Regex and ISO-8859-1 charset in java_问答_开发者

开发者 https://www.devze.com 2023-01-10 20:21 出处：网络

I have some text encoded in IS开发者_开发技巧O-8859-1 which I then extract some data from using Regex.

The problem is that the strings I get from the matcher object is in the wrong format, scrambling chars like "ÅÄÖ".

How do I stop the regex library from scrambling my chars?

Edit: Here's some code:

private HttpResponse sendGetRequest(String url) throws ClientProtocolException, IOException
{
    HttpGet get = new HttpGet(url);
    return hclient.execute(get);
}
private static String getResponseBody(HttpResponse response) throws IllegalStateException, IOException
{
    InputStream input = response.getEntity().getContent();
    StringBuilder builder = new StringBuilder();
    int read;
    byte[] tmp = new byte[1024];

    while ((read = input.read(tmp))!=-1)
    {
        builder.append(new String(tmp), 0,read-1);
    }

    return builder.toString();
}
HttpResponse response = sendGetRequest(url);
String html = getResponseBody(response);
Matcher matcher = forum_pattern.matcher(html);
while(matcher.find()) // do stuff

This is probably the immediate cause of your problem, and it's definitely an error:

builder.append(new String(tmp), 0, read-1);

When you call one of the new String(byte[]) constructors that doesn't take a Charset, it uses the platform default encoding. Apparently, the default encoding on your your platform is not ISO-8859-1. You should be able to get the charset name from the response headers so you can supply it to the constructor.
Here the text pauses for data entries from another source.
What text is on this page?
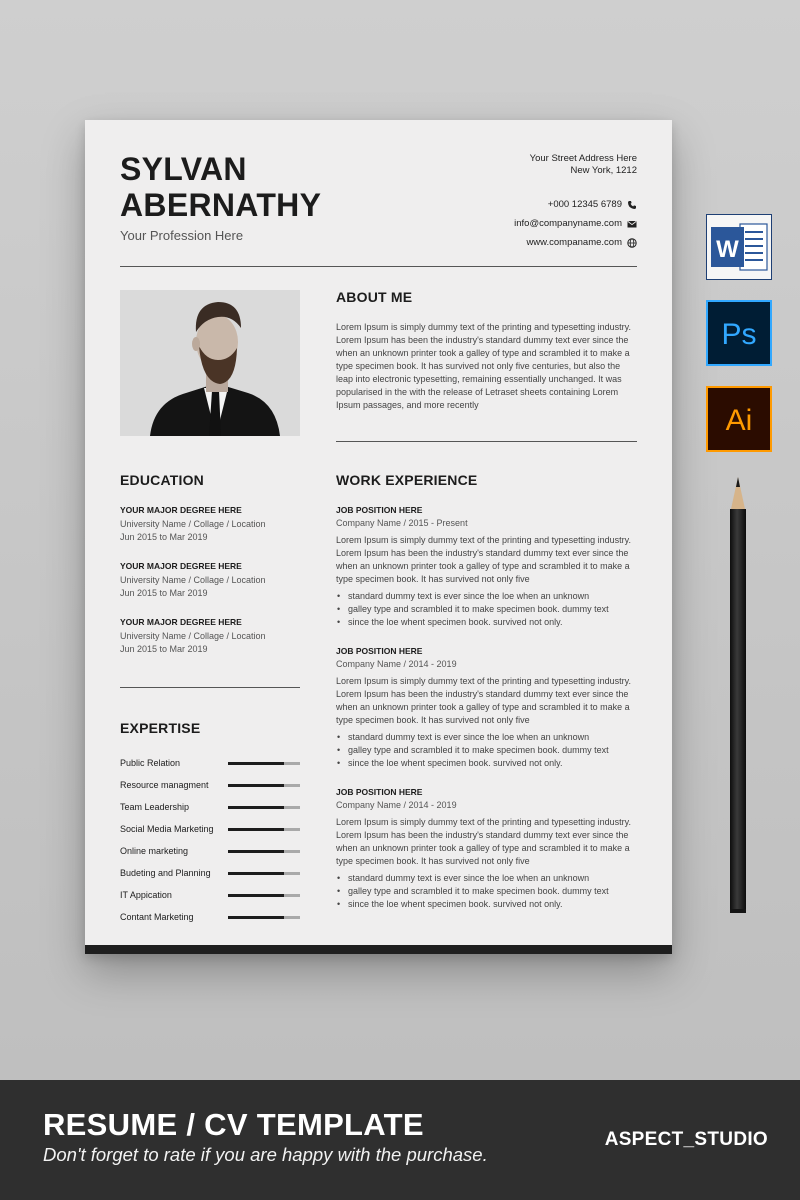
SYLVAN
ABERNATHY
Your Profession Here
Your Street Address Here
New York, 1212
+000 12345 6789
info@companyname.com
www.companame.com
ABOUT ME
Lorem Ipsum is simply dummy text of the printing and typesetting industry. Lorem Ipsum has been the industry's standard dummy text ever since the when an unknown printer took a galley of type and scrambled it to make a type specimen book. It has survived not only five centuries, but also the leap into electronic typesetting, remaining essentially unchanged. It was popularised in the with the release of Letraset sheets containing Lorem Ipsum passages, and more recently
EDUCATION
YOUR MAJOR DEGREE HERE
University Name / Collage / Location
Jun 2015 to Mar 2019
YOUR MAJOR DEGREE HERE
University Name / Collage / Location
Jun 2015 to Mar 2019
YOUR MAJOR DEGREE HERE
University Name / Collage / Location
Jun 2015 to Mar 2019
EXPERTISE
Public Relation
Resource managment
Team Leadership
Social Media Marketing
Online marketing
Budeting and Planning
IT Appication
Contant Marketing
WORK EXPERIENCE
JOB POSITION HERE
Company Name / 2015 - Present
Lorem Ipsum is simply dummy text of the printing and typesetting industry. Lorem Ipsum has been the industry's standard dummy text ever since the when an unknown printer took a galley of type and scrambled it to make a type specimen book. It has survived not only five
• standard dummy text is ever since the loe when an unknown
• galley type and scrambled it to make specimen book. dummy text
• since the loe whent specimen book. survived not only.
JOB POSITION HERE
Company Name / 2014 - 2019
Lorem Ipsum is simply dummy text of the printing and typesetting industry. Lorem Ipsum has been the industry's standard dummy text ever since the when an unknown printer took a galley of type and scrambled it to make a type specimen book. It has survived not only five
• standard dummy text is ever since the loe when an unknown
• galley type and scrambled it to make specimen book. dummy text
• since the loe whent specimen book. survived not only.
JOB POSITION HERE
Company Name / 2014 - 2019
Lorem Ipsum is simply dummy text of the printing and typesetting industry. Lorem Ipsum has been the industry's standard dummy text ever since the when an unknown printer took a galley of type and scrambled it to make a type specimen book. It has survived not only five
• standard dummy text is ever since the loe when an unknown
• galley type and scrambled it to make specimen book. dummy text
• since the loe whent specimen book. survived not only.
W
Ps
Ai
RESUME / CV TEMPLATE
Don't forget to rate if you are happy with the purchase.
ASPECT_STUDIO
But you shouldn't be using a String constructor for this anyway; the proper way is to use an InputStreamReader. If the encoding were one of the multi-byte ones like UTF-8, you could easily corrupt the data because a chunk of bytes happened to end in the middle of a character.

In any case, never, ever use a new String(byte[]) constructor or a String.getBytes() method that doesn't accept a Charset parameter. Those methods should be deprecated, and should emit ferocious warnings when anyone uses them.